The problem is that most students are simply not receiving enough writing instruction, spending fewer than 15 minutes each day devoted to the task, according to Wilson. Why are so many students falling behind? The biggest barrier is time. Reading and evaluating student writing is very time consuming for teachers, even more so when the purpose is to provide feedback.

“Consequently,” Wilson said, “many teachers avoid assigning extended writing projects in favor of shorter sentence or paragraph level writing assignments.”

To overcome the time barrier, Wilson is at the forefront of testing and evaluating automated writing evaluation (AWE) software that provides students immediate feedback designed to help them identify writing issues.

Not only do students who use AWE report improvements in critical thinking, problem solving and writing ability, but these improvements are associated with noticeable gains in state test performance.
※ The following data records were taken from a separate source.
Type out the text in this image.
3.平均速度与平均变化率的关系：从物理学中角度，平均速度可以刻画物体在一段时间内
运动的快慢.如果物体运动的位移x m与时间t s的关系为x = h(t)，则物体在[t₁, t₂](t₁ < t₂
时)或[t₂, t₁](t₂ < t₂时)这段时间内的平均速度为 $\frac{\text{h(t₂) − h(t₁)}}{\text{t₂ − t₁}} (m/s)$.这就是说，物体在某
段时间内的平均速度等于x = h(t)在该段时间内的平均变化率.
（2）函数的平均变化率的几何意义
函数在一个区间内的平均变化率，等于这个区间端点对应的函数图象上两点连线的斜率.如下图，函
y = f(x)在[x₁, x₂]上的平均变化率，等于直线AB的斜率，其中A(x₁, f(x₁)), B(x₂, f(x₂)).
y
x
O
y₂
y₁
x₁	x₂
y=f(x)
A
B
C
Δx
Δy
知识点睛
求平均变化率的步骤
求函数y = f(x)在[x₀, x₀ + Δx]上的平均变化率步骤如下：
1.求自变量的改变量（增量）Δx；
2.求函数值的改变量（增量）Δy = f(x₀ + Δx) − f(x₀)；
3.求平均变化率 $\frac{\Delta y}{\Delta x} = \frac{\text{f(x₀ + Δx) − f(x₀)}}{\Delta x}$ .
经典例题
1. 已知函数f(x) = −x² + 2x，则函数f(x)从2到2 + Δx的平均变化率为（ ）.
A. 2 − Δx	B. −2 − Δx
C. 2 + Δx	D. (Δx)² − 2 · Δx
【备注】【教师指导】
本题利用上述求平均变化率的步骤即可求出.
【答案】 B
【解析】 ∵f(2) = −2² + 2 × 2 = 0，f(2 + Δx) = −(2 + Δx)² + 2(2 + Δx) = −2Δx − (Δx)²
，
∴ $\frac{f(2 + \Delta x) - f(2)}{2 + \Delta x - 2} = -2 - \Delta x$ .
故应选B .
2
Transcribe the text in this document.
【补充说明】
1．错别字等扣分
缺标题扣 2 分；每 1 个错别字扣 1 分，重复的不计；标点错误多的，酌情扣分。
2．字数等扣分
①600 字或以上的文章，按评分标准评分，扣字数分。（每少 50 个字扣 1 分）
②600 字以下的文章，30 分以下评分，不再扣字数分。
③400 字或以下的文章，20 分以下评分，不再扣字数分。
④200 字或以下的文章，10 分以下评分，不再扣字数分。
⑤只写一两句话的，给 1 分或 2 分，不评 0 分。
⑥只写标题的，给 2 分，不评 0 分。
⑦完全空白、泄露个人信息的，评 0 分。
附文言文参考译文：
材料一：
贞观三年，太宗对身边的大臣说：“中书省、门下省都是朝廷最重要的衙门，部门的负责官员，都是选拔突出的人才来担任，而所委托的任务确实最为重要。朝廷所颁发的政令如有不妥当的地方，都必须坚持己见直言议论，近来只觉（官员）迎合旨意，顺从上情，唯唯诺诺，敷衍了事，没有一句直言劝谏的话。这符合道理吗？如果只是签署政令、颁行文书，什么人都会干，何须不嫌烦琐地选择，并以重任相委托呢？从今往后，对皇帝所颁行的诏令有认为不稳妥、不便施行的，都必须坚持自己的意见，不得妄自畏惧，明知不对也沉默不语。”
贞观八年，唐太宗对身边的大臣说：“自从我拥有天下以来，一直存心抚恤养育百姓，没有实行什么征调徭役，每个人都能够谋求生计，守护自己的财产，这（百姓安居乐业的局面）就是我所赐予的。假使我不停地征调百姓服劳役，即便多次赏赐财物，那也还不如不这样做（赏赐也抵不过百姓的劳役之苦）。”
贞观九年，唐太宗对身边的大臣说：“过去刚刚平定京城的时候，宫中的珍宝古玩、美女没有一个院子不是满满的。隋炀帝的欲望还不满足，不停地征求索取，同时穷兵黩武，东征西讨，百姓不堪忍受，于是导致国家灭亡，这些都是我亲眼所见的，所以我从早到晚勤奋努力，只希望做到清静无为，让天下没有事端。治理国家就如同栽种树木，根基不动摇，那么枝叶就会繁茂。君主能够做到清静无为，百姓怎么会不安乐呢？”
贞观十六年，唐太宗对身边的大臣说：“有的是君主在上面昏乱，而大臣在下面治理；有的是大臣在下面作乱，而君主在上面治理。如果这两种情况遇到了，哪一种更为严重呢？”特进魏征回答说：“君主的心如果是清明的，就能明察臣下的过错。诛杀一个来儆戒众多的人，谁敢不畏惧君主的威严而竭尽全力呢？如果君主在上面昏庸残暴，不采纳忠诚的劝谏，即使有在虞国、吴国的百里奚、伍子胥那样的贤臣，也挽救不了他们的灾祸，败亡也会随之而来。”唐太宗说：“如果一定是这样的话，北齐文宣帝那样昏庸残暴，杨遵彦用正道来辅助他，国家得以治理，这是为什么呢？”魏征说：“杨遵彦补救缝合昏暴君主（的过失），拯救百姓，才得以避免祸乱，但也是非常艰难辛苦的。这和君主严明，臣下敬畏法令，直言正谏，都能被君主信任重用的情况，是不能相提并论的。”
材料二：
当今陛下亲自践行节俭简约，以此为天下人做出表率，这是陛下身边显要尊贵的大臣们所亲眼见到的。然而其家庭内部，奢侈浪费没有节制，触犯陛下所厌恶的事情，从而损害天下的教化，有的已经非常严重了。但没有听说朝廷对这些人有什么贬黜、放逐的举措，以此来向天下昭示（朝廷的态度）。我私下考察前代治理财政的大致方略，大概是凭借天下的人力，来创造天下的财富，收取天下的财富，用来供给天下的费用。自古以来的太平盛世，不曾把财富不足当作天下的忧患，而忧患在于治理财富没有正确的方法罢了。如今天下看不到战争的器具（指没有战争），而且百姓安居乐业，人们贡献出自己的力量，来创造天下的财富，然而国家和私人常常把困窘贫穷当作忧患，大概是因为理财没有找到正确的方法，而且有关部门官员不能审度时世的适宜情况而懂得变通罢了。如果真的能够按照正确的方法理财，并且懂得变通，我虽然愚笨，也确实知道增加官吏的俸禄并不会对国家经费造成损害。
Moreover, gains were not restricted to one particular demographic group, and the software has been shown to help students with disabilities catch up to their peers.

AWE also helps teachers to identify struggling writers early in the school year. For example, Wilson’s research has shown that humans will need between 16 and 28 writing samples from a single student to accurately and efficiently assess writing ability. AWE requires between 3 and 6.

Wilson’s scholarly output has been extensive, especially for an assistant professor at an early stage in his career. Since 2014, Wilson has published 14 peer-reviewed articles in top-tier academic journals, along with two book chapters and five additional publications either accepted for publication or under review. Wilson has also received numerous grants to fund his innovative research agenda, including a grant of nearly $400,000 from the Institute of Education Sciences.

“The superior quality of Dr. Wilson’s work has been recognized by leaders in the field. Without a doubt, he is a rising star in the world of education and a wonderful scholar,” said Chrystalla Mouza, director of the School of Education. “He is the kind of faculty member who will go the extra mile for his colleagues and students. He was a superb addition to our faculty and should be recognized for his outstanding research which is already changing the face of writing instruction.”